Dr. Shirley Greenbaum (Orit Balicer-Tsur)

“The current thinking is that preeclampsia actually originates in the critical window of the early weeks of pregnancy because that’s where all the remodeling of maternal arteries takes place,” Greenbaum said.

To investigate this theory, the research team obtained 66 samples of non-medically indicated pregnancy terminations (between weeks six and 20) from the University of California in San Francisco. They used MIBI-TOF to examine around 500,000 cells and 588 arteries in intact deciduas from different stages of pregnancy. MIBI-TOF allowed the scientists to detect up to 40 markers simultaneously at the single-cell level — a whole new level of resolution.

They were able to see how in healthy pregnancies, the maternal arteries uncoiled properly over time as the placenta adhered to the uterine wall.

“These arteries, when they become dilated, can deliver a low-pressure, low-velocity flow of blood into the placenta. Then the fetal finger-like structures in the placenta called villi bask in the blood and take the nutrients and oxygen so that the baby can grow and the pregnancy can develop in the optimal way,” Greenbaum said.

The study’s second focus related to the normal “invasion of fetal cells” into the mother’s uterine wall tissue. The researchers saw, surprisingly, that the mother’s healthy and robust immune system did not attack the foreign fetal cells.

MIBI color overlay of 16 weeks gestation decidua sample. A thin and disrupted smooth muscle layer can be seen in blue, and invading fetal cells are denoted in magenta. Fetal cells can be observed within the artery lumen and surrounding it. (Courtesy of Stanford University Department of Pathology)

“That’s amazing because in any other situation, those foreign cells with different proteins and DNA would immediately evoke an immune response,” Greenbaum noted.

To understand this phenomenon, Greenbaum and the others needed to know what cell populations were present in the layer surrounding the pregnancy and what proteins they were expressing. They found that a whopping 50% of the cells in the maternal side of the decidua were immune cells.

“That’s striking. I mean, not many tissues in the body have such a high percentage of immune cells.

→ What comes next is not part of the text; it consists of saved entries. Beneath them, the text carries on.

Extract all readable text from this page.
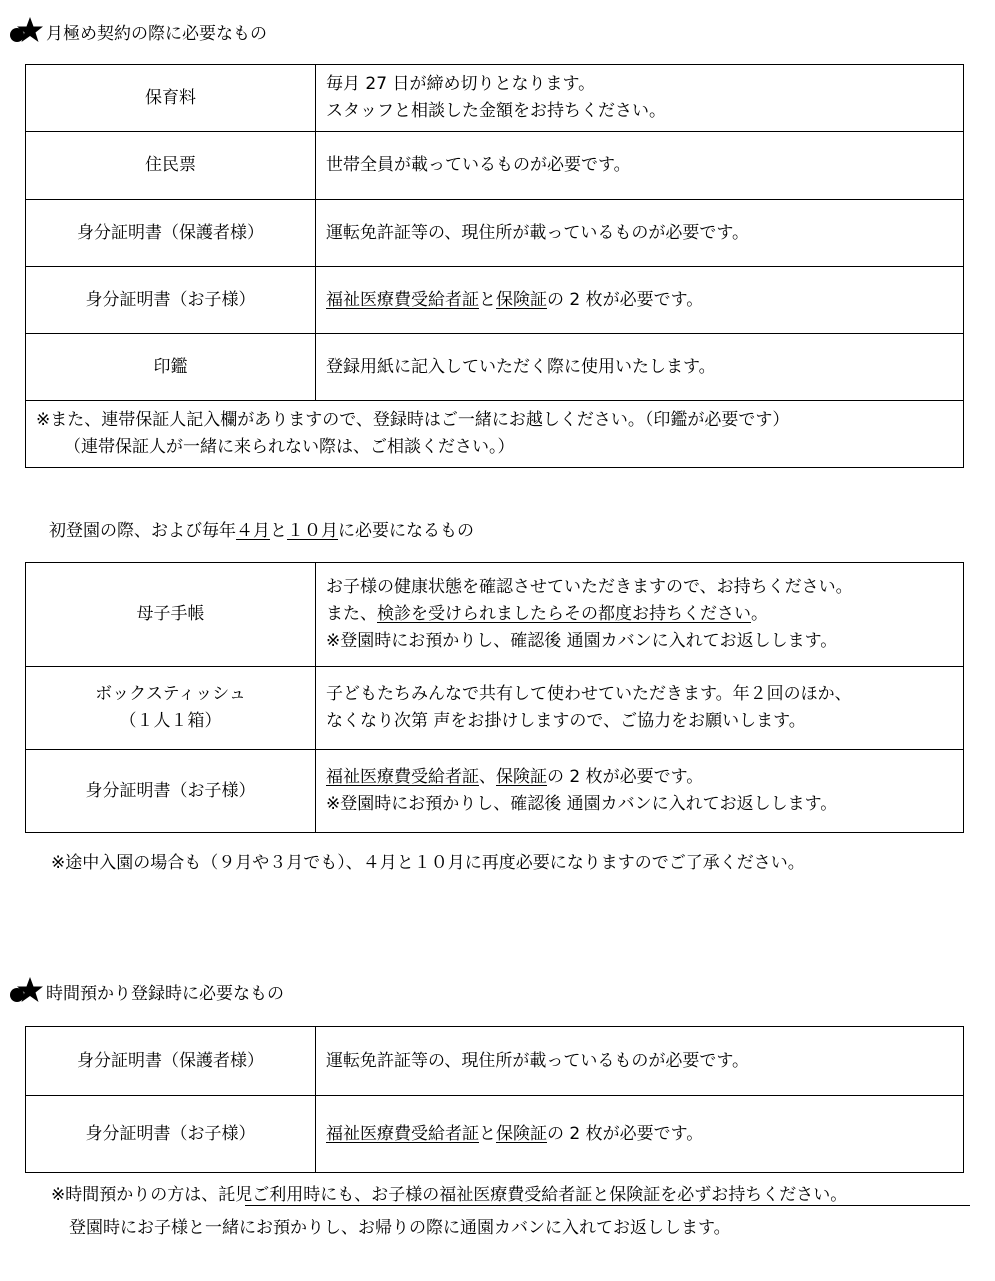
月極め契約の際に必要なもの
保育料	毎月 27 日が締め切りとなります。
スタッフと相談した金額をお持ちください。

住民票	世帯全員が載っているものが必要です。

身分証明書（保護者様）	運転免許証等の、現住所が載っているものが必要です。

身分証明書（お子様）	福祉医療費受給者証と保険証の 2 枚が必要です。

印鑑	登録用紙に記入していただく際に使用いたします。

※また、連帯保証人記入欄がありますので、登録時はご一緒にお越しください。（印鑑が必要です）
（連帯保証人が一緒に来られない際は、ご相談ください。）	
初登園の際、および毎年４月と１０月に必要になるもの
母子手帳	お子様の健康状態を確認させていただきますので、お持ちください。
また、検診を受けられましたらその都度お持ちください。
※登園時にお預かりし、確認後 通園カバンに入れてお返しします。

ボックスティッシュ
（１人１箱）	子どもたちみんなで共有して使わせていただきます。年２回のほか、
なくなり次第 声をお掛けしますので、ご協力をお願いします。

身分証明書（お子様）	福祉医療費受給者証、保険証の 2 枚が必要です。
※登園時にお預かりし、確認後 通園カバンに入れてお返しします。
※途中入園の場合も（９月や３月でも）、４月と１０月に再度必要になりますのでご了承ください。
時間預かり登録時に必要なもの
身分証明書（保護者様）	運転免許証等の、現住所が載っているものが必要です。

身分証明書（お子様）	福祉医療費受給者証と保険証の 2 枚が必要です。
※時間預かりの方は、託児ご利用時にも、お子様の福祉医療費受給者証と保険証を必ずお持ちください。
登園時にお子様と一緒にお預かりし、お帰りの際に通園カバンに入れてお返しします。
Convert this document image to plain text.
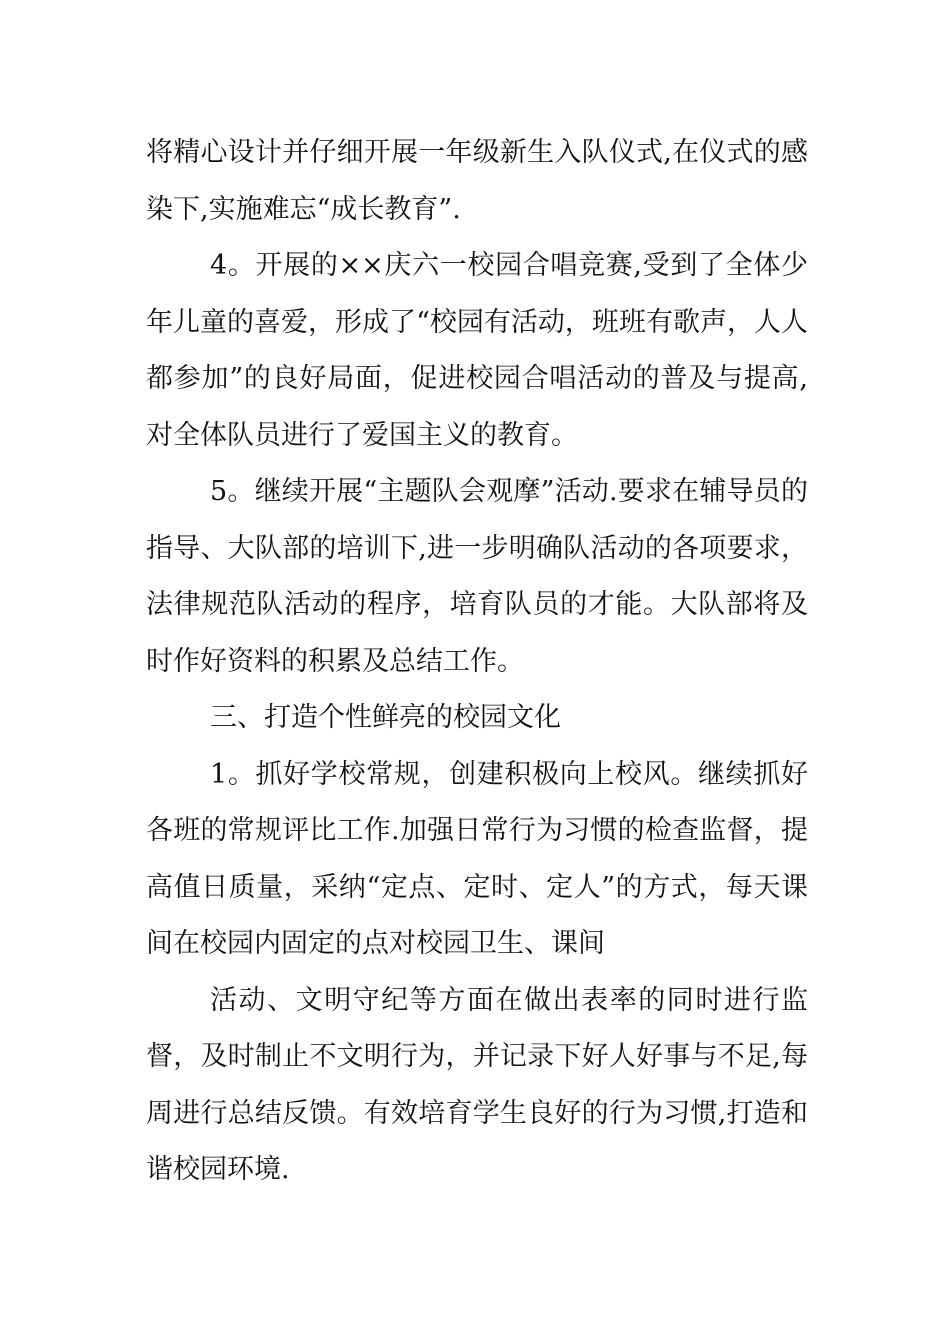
将精心设计并仔细开展一年级新生入队仪式,在仪式的感染下,实施难忘“成长教育”.

4。开展的××庆六一校园合唱竞赛,受到了全体少年儿童的喜爱，形成了“校园有活动，班班有歌声，人人都参加”的良好局面，促进校园合唱活动的普及与提高,对全体队员进行了爱国主义的教育。

5。继续开展“主题队会观摩”活动.要求在辅导员的指导、大队部的培训下,进一步明确队活动的各项要求，法律规范队活动的程序，培育队员的才能。大队部将及时作好资料的积累及总结工作。

三、打造个性鲜亮的校园文化

1。抓好学校常规，创建积极向上校风。继续抓好各班的常规评比工作.加强日常行为习惯的检查监督，提高值日质量，采纳“定点、定时、定人”的方式，每天课间在校园内固定的点对校园卫生、课间

活动、文明守纪等方面在做出表率的同时进行监督，及时制止不文明行为，并记录下好人好事与不足,每周进行总结反馈。有效培育学生良好的行为习惯,打造和谐校园环境.
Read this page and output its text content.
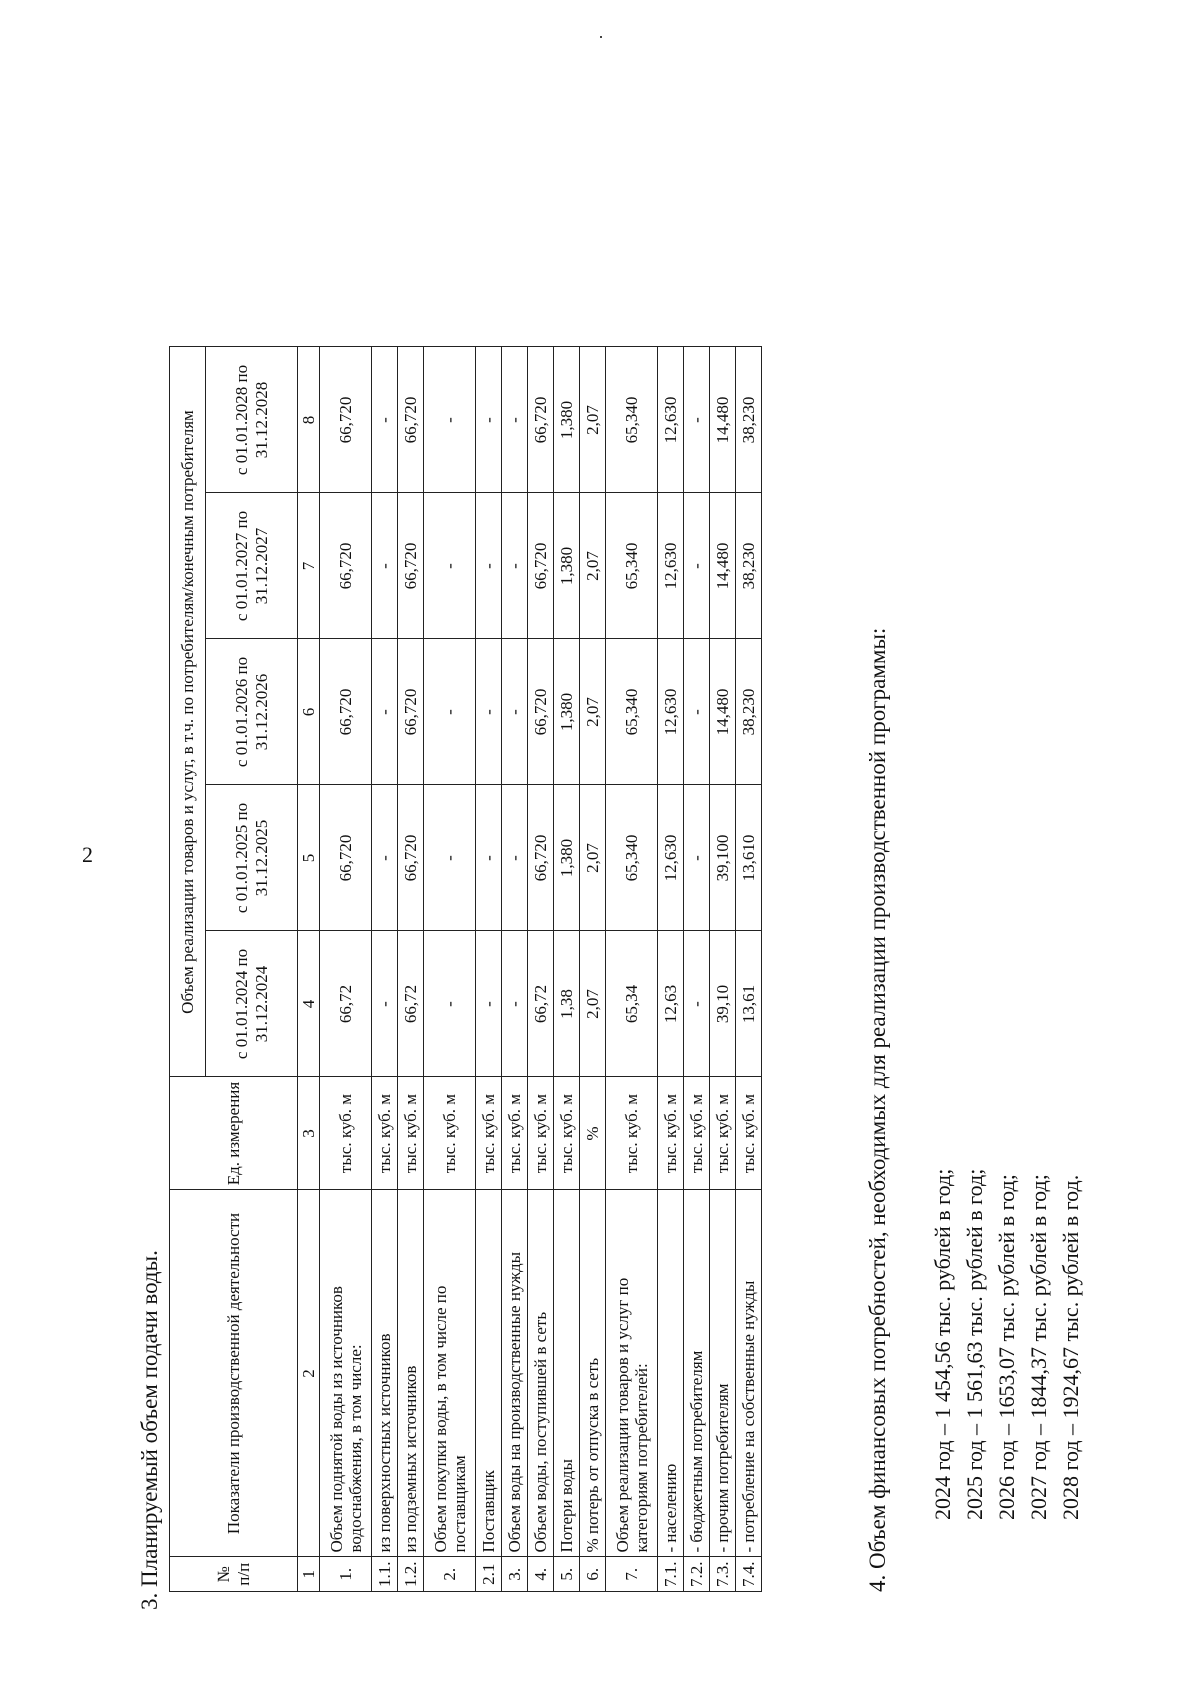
2
3. Планируемый объем подачи воды.	№ п/п	Показатели производственной деятельности	Ед. измерения	Объем реализации товаров и услуг, в т.ч. по потребителям/конечным потребителям				
			с 01.01.2024 по 31.12.2024	с 01.01.2025 по 31.12.2025	с 01.01.2026 по 31.12.2026	с 01.01.2027 по 31.12.2027	с 01.01.2028 по 31.12.2028
1	2	3	4	5	6	7	8
1.	Объем поднятой воды из источников водоснабжения, в том числе:	тыс. куб. м	66,72	66,720	66,720	66,720	66,720
1.1.	из поверхностных источников	тыс. куб. м	-	-	-	-	-
1.2.	из подземных источников	тыс. куб. м	66,72	66,720	66,720	66,720	66,720
2.	Объем покупки воды, в том числе по поставщикам	тыс. куб. м	-	-	-	-	-
2.1	Поставщик	тыс. куб. м	-	-	-	-	-
3.	Объем воды на производственные нужды	тыс. куб. м	-	-	-	-	-
4.	Объем воды, поступившей в сеть	тыс. куб. м	66,72	66,720	66,720	66,720	66,720
5.	Потери воды	тыс. куб. м	1,38	1,380	1,380	1,380	1,380
6.	% потерь от отпуска в сеть	%	2,07	2,07	2,07	2,07	2,07
7.	Объем реализации товаров и услуг по категориям потребителей:	тыс. куб. м	65,34	65,340	65,340	65,340	65,340
7.1.	- населению	тыс. куб. м	12,63	12,630	12,630	12,630	12,630
7.2.	- бюджетным потребителям	тыс. куб. м	-	-	-	-	-
7.3.	- прочим потребителям	тыс. куб. м	39,10	39,100	14,480	14,480	14,480
7.4.	- потребление на собственные нужды	тыс. куб. м	13,61	13,610	38,230	38,230	38,230
4. Объем финансовых потребностей, необходимых для реализации производственной программы: 2024 год – 1 454,56 тыс. рублей в год; 2025 год – 1 561,63 тыс. рублей в год; 2026 год – 1653,07 тыс. рублей в год; 2027 год – 1844,37 тыс. рублей в год; 2028 год – 1924,67 тыс. рублей в год.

Not only that, but here, they’re not attacking the pregnancy,” Greenbaum said.

MIBI-TOF (multiplexed ion beam imaging by time of flight) instrument at the Angelo Lab in Palo Alto, California. (Courtesy of Stanford University Department of Pathology)

Thanks to the advanced technology at the team’s disposal, they were able to not only determine the percentage of immune cells at every stage of the first half of pregnancy, but also to identify the specific subpopulations of the maternal and fetal cells in the area and the proteins they express to communicate with one another.

One finding was that some more tolerogenic (tolerant) immune cell populations increase with the advancement of the pregnancy, while others that are considered to be more aggressive decrease.

“This did not surprise me, but we found that some of those proteins expressed have a tolerogenic effect on the immune system in other cases. It was pretty amazing to see some similarities between tolerogenic proteins (such as PD-L1) in the maternal-fetal interface, also play a role in suppressing the immune response in cancer,” Greenbaum said.

“It’s unpleasant to compare between a fetus and cancer, but it is really interesting from the biological perspective,” she said.

Now that Greenbaum and her colleagues have mapped out the cells and proteins involved in the normal physiological process of healthy maternal-fetal interface development, it would be possible to make meaningful comparisons to what happens in preeclampsia. MIBI-TOF could make this possible.

“We would look again at placentas from preeclampsia births and hopefully we will spot differences in some of the [cell] populations and in the expression of some interesting proteins that we that we’ve captured. And then we’ll go from there,” Greenbaum said.